· 2 min read

LangGraph in production: what the docs don't tell you

I have now deployed LangGraph in production for four clients. Here are the three things I wish I had known before the first one.

1. Checkpoint storage is not optional.

The documentation presents checkpointing as a feature for resuming interrupted runs. In production, it is the feature. Without checkpoints, a transient network error or a model timeout means losing the entire agent state. With checkpoints, you can resume from the last successful node.

Use PostgreSQL for checkpoint storage. The in-memory checkpointer is for development only. The SQLite checkpointer is fine for single-instance deployments but breaks under any concurrency. PostgreSQL handles concurrent agents cleanly and gives you a queryable audit log of agent state transitions for free.

2. Tool call errors need explicit handling in the graph.

LangGraph’s default error handling for tool calls is to propagate the exception up the call stack. In a long-running agent, this means a single failed tool call can abort a run that has been executing for minutes.

The pattern I use: wrap every tool call in a node that catches exceptions and returns a structured error result. The agent then has the option to retry, use a fallback, or escalate to the user. This is more code, but it is the difference between an agent that fails gracefully and one that fails loudly at 3am.

3. Token budget management is a first-class concern.

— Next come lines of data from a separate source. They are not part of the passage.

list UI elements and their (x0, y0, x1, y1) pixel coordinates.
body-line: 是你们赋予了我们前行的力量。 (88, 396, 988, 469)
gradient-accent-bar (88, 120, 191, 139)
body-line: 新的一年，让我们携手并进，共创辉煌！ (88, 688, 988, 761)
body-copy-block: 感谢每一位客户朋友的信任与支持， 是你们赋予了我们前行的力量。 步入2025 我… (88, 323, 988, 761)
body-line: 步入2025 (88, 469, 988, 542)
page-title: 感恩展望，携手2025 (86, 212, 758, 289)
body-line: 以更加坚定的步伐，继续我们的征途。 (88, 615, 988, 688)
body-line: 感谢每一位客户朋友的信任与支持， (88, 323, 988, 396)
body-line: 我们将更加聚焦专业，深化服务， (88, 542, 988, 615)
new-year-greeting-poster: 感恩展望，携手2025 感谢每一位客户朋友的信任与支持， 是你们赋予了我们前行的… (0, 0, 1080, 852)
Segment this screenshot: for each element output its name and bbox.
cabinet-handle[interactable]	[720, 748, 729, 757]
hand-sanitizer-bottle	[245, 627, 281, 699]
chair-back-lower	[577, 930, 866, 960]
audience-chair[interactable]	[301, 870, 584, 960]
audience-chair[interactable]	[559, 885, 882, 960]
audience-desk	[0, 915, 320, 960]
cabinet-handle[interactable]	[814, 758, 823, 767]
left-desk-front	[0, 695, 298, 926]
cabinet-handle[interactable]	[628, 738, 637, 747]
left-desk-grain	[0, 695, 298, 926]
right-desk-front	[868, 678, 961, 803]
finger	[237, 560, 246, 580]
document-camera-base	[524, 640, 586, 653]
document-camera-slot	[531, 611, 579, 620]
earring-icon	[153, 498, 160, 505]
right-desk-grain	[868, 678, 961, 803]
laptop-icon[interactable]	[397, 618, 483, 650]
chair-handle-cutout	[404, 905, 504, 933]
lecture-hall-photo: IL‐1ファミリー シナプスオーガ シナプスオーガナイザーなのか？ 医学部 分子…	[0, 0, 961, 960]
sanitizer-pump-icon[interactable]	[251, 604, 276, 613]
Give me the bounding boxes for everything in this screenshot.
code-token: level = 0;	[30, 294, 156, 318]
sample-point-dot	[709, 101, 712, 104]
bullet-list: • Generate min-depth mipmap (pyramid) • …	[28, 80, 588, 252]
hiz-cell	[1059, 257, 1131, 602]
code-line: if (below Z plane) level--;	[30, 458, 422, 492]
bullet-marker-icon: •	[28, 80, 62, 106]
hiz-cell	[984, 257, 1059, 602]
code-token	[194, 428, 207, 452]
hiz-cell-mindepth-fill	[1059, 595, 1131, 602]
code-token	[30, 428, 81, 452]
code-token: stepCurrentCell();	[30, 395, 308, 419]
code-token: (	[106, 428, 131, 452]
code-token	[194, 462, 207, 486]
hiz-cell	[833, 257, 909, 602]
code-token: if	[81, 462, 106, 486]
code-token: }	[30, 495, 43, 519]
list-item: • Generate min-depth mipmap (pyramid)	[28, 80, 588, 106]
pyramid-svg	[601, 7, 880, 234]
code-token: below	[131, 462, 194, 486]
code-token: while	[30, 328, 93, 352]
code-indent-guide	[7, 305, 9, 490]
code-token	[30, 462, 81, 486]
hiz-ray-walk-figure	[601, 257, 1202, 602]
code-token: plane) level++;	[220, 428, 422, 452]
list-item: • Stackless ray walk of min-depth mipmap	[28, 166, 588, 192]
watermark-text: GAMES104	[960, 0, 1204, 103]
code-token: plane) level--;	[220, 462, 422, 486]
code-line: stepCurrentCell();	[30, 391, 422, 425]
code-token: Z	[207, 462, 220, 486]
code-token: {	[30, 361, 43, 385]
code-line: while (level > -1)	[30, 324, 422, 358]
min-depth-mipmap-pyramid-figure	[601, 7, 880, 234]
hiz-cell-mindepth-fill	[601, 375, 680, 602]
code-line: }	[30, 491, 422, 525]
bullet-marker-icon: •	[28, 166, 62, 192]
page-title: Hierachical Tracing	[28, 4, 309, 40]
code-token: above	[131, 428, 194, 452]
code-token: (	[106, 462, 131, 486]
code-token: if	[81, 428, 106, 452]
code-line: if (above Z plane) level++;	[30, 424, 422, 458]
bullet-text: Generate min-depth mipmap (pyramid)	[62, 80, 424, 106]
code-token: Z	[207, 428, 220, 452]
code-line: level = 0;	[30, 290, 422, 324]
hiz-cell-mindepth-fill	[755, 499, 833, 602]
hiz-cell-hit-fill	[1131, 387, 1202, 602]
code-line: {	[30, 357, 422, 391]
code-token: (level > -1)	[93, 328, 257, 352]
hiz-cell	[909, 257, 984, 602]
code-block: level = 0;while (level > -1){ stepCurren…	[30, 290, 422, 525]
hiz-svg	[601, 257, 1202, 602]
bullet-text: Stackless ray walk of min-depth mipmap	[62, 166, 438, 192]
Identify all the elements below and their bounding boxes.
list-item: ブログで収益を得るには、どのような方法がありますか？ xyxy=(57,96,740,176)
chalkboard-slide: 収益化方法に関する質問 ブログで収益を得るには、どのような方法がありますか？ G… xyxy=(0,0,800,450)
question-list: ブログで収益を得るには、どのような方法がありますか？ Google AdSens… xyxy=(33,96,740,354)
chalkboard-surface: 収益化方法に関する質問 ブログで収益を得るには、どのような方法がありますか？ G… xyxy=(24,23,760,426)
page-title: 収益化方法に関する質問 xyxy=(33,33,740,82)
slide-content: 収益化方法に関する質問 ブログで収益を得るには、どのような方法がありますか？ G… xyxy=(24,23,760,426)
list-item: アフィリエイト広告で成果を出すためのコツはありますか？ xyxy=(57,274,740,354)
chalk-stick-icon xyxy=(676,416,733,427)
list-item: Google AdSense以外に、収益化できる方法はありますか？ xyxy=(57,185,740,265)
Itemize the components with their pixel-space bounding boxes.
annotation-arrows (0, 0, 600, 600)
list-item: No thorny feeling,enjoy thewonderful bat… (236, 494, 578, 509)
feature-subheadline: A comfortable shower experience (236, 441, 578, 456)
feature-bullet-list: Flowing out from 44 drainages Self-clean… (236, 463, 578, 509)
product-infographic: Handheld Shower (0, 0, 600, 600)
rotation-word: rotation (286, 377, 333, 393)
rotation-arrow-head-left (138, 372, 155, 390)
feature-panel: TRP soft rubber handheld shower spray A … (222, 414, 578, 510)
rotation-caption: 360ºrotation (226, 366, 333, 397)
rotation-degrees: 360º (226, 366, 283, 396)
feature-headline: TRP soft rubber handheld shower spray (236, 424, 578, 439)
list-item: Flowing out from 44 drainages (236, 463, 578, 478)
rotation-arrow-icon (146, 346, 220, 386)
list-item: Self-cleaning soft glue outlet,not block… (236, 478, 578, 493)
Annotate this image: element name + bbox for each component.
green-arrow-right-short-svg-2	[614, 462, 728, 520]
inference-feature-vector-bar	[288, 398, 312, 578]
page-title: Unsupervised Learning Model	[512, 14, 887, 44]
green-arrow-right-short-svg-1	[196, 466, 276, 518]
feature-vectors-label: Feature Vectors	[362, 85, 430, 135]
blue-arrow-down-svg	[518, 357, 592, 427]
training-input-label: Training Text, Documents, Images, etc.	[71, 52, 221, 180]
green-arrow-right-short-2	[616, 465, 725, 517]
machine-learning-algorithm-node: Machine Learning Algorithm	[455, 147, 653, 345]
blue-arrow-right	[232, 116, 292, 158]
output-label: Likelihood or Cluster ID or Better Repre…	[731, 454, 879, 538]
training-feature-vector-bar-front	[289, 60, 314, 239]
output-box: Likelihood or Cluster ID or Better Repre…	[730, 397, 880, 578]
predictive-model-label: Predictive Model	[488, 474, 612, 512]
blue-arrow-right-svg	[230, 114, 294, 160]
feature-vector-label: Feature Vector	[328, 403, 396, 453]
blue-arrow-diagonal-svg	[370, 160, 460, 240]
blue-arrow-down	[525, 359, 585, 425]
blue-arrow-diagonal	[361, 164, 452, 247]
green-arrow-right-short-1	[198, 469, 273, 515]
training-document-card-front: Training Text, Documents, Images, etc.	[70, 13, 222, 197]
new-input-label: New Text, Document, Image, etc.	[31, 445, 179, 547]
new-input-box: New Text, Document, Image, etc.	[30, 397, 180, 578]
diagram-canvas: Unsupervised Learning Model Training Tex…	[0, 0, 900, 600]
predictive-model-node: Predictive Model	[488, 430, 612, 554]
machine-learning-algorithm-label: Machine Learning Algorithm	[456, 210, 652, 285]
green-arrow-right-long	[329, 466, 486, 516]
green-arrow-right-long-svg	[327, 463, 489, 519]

Agentic systems accumulate context. Without explicit token budget management, a long-running agent will eventually hit the model’s context window limit and fail. The failure mode is not graceful.

Build token counting into your graph. Before each LLM call, count the tokens in the current context. If you are approaching the limit, summarise or truncate earlier context. This is not a nice-to-have. It is a requirement for any agent that runs for more than a few turns.

The LangGraph documentation covers the happy path well. These three things are what happen when you leave the happy path, which in production is most of the time.